5. EDIT      — One targeted change for one root cause. Log it (see Revision Log).
6. RE-RUN    — New experiments with improved skill
   └─ 2+ cycles on same tasks? Add new tasks (see Anti-Overfitting)
   └─ 2+ cycles with same judges? Rotate personas or dimensions
7. GOTO 2

Anti-Overfitting Checklist

Before committing any skill edit, answer all four:

Check Pass Fail
Would this help on a completely different task?
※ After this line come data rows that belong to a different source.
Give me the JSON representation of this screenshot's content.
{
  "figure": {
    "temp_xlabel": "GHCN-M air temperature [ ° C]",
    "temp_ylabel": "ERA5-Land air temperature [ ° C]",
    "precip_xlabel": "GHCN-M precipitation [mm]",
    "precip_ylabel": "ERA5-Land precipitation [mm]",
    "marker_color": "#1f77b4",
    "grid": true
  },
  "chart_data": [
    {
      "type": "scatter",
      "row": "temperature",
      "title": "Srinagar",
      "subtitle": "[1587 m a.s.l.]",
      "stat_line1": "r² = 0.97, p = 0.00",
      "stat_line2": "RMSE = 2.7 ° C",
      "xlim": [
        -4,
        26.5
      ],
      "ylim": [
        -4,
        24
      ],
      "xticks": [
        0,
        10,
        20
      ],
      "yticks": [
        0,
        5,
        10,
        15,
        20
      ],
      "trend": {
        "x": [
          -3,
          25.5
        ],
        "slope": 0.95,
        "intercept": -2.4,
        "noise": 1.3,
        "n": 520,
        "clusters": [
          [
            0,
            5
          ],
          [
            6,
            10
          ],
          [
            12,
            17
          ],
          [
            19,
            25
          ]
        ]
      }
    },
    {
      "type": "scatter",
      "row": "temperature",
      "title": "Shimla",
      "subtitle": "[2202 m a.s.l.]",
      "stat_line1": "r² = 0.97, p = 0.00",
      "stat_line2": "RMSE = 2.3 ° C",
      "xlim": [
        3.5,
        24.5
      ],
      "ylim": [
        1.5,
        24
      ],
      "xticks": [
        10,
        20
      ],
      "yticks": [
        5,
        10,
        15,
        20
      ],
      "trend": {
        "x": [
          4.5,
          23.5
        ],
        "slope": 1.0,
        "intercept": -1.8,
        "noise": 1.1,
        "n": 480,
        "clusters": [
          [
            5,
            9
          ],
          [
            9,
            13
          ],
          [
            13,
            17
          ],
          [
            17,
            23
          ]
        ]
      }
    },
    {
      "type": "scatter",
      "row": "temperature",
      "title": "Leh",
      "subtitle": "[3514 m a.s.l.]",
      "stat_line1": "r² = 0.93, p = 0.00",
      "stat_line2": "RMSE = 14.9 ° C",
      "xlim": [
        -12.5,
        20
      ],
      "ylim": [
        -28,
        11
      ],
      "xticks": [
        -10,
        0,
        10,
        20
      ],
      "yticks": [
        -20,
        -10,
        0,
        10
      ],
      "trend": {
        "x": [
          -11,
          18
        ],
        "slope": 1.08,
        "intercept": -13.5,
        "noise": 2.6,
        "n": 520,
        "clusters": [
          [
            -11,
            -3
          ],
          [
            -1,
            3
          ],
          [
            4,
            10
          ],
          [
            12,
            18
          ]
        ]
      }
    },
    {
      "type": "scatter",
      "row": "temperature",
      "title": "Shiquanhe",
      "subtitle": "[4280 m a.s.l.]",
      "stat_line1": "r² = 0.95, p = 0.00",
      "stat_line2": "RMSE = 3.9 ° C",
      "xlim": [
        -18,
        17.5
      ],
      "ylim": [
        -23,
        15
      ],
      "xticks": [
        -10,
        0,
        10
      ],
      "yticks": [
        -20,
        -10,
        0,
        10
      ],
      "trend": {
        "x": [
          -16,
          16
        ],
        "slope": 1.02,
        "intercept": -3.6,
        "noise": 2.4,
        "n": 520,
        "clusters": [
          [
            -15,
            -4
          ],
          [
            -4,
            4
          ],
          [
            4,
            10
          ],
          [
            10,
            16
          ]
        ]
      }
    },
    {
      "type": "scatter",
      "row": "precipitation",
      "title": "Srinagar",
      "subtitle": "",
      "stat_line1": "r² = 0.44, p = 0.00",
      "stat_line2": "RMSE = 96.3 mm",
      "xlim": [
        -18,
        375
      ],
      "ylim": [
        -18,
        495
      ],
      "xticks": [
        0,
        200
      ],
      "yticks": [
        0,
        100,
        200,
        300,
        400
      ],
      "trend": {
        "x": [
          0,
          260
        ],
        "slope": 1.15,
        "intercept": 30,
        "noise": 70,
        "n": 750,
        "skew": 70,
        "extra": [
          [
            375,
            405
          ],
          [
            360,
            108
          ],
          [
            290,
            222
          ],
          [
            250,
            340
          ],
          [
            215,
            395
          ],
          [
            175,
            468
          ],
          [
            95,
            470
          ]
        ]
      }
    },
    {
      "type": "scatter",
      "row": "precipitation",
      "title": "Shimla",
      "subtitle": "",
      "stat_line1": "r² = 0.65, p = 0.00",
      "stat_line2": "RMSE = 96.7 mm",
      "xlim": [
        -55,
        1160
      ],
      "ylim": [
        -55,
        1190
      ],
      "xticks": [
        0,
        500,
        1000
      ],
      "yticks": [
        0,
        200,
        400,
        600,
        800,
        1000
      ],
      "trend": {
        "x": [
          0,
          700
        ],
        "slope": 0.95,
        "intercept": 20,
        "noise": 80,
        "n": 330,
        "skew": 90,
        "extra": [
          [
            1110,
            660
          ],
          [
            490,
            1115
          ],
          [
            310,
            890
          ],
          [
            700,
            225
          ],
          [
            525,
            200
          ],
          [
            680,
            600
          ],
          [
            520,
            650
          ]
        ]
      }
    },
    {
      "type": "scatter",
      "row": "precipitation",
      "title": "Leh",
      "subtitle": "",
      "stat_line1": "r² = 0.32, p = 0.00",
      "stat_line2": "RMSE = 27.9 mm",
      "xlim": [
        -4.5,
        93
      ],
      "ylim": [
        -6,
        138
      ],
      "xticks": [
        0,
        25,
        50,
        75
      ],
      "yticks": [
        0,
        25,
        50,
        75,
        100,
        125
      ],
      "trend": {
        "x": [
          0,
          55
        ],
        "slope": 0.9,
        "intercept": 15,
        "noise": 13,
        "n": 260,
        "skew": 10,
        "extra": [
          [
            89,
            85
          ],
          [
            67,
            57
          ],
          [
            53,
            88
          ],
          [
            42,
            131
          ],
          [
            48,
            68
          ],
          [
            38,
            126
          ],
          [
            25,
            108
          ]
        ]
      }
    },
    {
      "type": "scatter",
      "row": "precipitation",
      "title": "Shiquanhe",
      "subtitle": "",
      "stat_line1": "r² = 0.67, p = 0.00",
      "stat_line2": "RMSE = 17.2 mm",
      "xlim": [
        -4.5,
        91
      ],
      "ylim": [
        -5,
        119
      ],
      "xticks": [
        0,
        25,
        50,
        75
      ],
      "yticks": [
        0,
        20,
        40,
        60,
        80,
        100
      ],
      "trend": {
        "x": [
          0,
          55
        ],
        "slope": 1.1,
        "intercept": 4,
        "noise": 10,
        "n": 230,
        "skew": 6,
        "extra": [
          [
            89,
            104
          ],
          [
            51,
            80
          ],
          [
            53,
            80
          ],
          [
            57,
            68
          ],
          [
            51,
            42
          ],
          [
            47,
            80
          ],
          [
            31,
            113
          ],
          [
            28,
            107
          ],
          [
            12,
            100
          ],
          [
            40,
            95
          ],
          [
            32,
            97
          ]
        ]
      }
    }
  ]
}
Structural improvement Overfitting
Does this add a general step/rule, not task-specific wording? Genuine Overfitting
After 2+ cycles on same tasks, did you add new tasks? Fresh signal Stale benchmark
After 2+ cycles with same judges, did you rotate personas? Diverse signal Judge-fitted

Litmus Test

"Adds a structural step catching a class of bugs" = genuine. "Tunes wording to pass a specific test" = overfitting.

Convergence — When to Stop

Stop when all hold:

  1. Skill wins consistently across diverse tasks (not just original set)
  2. New task sets reveal no new failure modes
  3. Last 2 cycles produced no revisions
  4. Gains per cycle are diminishing

Revision Log

Every skill edit gets a row. No undocumented changes.

Date What changed Triggered by Validated by
example Added VERIFY step Phase 3: bugs at hole seams Phase 3b: HDD won 5/5

Example: HDD VERIFY Step

Blind assessment: baseline won 4/5. Bug Hunter found bugs at hole boundaries — shared state and error paths crossing seams. Root cause: no cross-hole verification step. Edit: added VERIFY step (check state, scopes, error paths after each fill). Re-run: HDD won 5/5. New tasks confirmed. Converged.

Red Flags

STOP if you catch yourself doing any of these

  • Proposing fixes without a re-experimentation plan
  • Treating all failures with equal weight (no triage)
  • Editing the skill without logging what triggered and validated it
  • Same tasks for 3+ cycles without adding new ones
  • Framing success as "fewer bugs" instead of "beats baseline"
  • No convergence criteria defined before starting

STOP. Diagnose root cause. Plan validation. Then edit.